Parte dessa transformação veio com a nova lei de adoção de 2009. Antes, só casais podiam adotar. Atualmente, todo adulto maior de 18 anos, que seja pelo menos 16 anos mais velho que o adotando, e tenha essa vontade, pode. Casais héteros ou homoafetivos, homens e mulheres solteiros, com ou sem filhos biológicos, todos podem adotar. Por meio de inúmeras entrevistas, o juiz procura econtrar os melhores pais para uma criança e não o inverso. A obrigatoriedade do curso preparatório também faz diferença, porque tira dúvidas, desfaz mitos e preconceitos e traz testemunhos de famílias reais que sensibilizam e esclarecem os pretendentes, fazendo com que eles reflitam acerca de suas próprias pretensões. “Quanto mais a pessoa se abre ao acolhimento incondicional, menos restrições ela faz”, diz Walter.
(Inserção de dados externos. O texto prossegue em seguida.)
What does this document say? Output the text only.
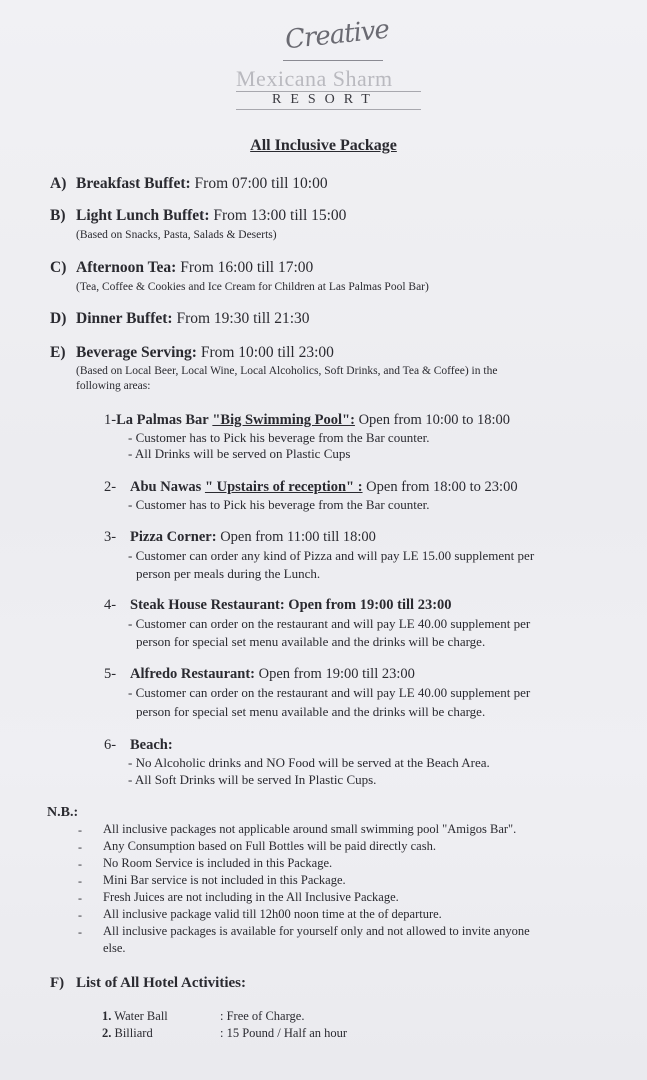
Creative
Mexicana Sharm
RESORT
All Inclusive Package
A) Breakfast Buffet: From 07:00 till 10:00
B) Light Lunch Buffet: From 13:00 till 15:00
(Based on Snacks, Pasta, Salads & Deserts)
C) Afternoon Tea: From 16:00 till 17:00
(Tea, Coffee & Cookies and Ice Cream for Children at Las Palmas Pool Bar)
D) Dinner Buffet: From 19:30 till 21:30
E) Beverage Serving: From 10:00 till 23:00
(Based on Local Beer, Local Wine, Local Alcoholics, Soft Drinks, and Tea & Coffee) in the
following areas:
1-La Palmas Bar "Big Swimming Pool": Open from 10:00 to 18:00
- Customer has to Pick his beverage from the Bar counter.
- All Drinks will be served on Plastic Cups
2- Abu Nawas " Upstairs of reception" : Open from 18:00 to 23:00
- Customer has to Pick his beverage from the Bar counter.
3- Pizza Corner: Open from 11:00 till 18:00
- Customer can order any kind of Pizza and will pay LE 15.00 supplement per
person per meals during the Lunch.
4- Steak House Restaurant: Open from 19:00 till 23:00
- Customer can order on the restaurant and will pay LE 40.00 supplement per
person for special set menu available and the drinks will be charge.
5- Alfredo Restaurant: Open from 19:00 till 23:00
- Customer can order on the restaurant and will pay LE 40.00 supplement per
person for special set menu available and the drinks will be charge.
6- Beach:
- No Alcoholic drinks and NO Food will be served at the Beach Area.
- All Soft Drinks will be served In Plastic Cups.
N.B.:
- All inclusive packages not applicable around small swimming pool "Amigos Bar".
- Any Consumption based on Full Bottles will be paid directly cash.
- No Room Service is included in this Package.
- Mini Bar service is not included in this Package.
- Fresh Juices are not including in the All Inclusive Package.
- All inclusive package valid till 12h00 noon time at the of departure.
- All inclusive packages is available for yourself only and not allowed to invite anyone
else.
F) List of All Hotel Activities:
1. Water Ball	: Free of Charge.
2. Billiard	: 15 Pound / Half an hour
Ao se deparar com a realidade do Cadastro Nacional de Adoção (CNA), criado em 2008, os candidatos à adoção percebem que a grande maioria das crianças que podem ser adotadas não são meninas, brancas, bebês e sem irmãos. “Infelizmente, antes da criação do cadastro não existia uma fonte segura com a quantidade de pretendentes à adoção e crianças e adolescentes aptos”, diz Nicolau Lupianhes, juiz auxiliar da corregedoria Nacional de Justiça. “Porém, observamos no dia a dia que as exigências de quem adota estão diminuindo e, assim, mais crianças estão tendo acesso a uma família”, completa.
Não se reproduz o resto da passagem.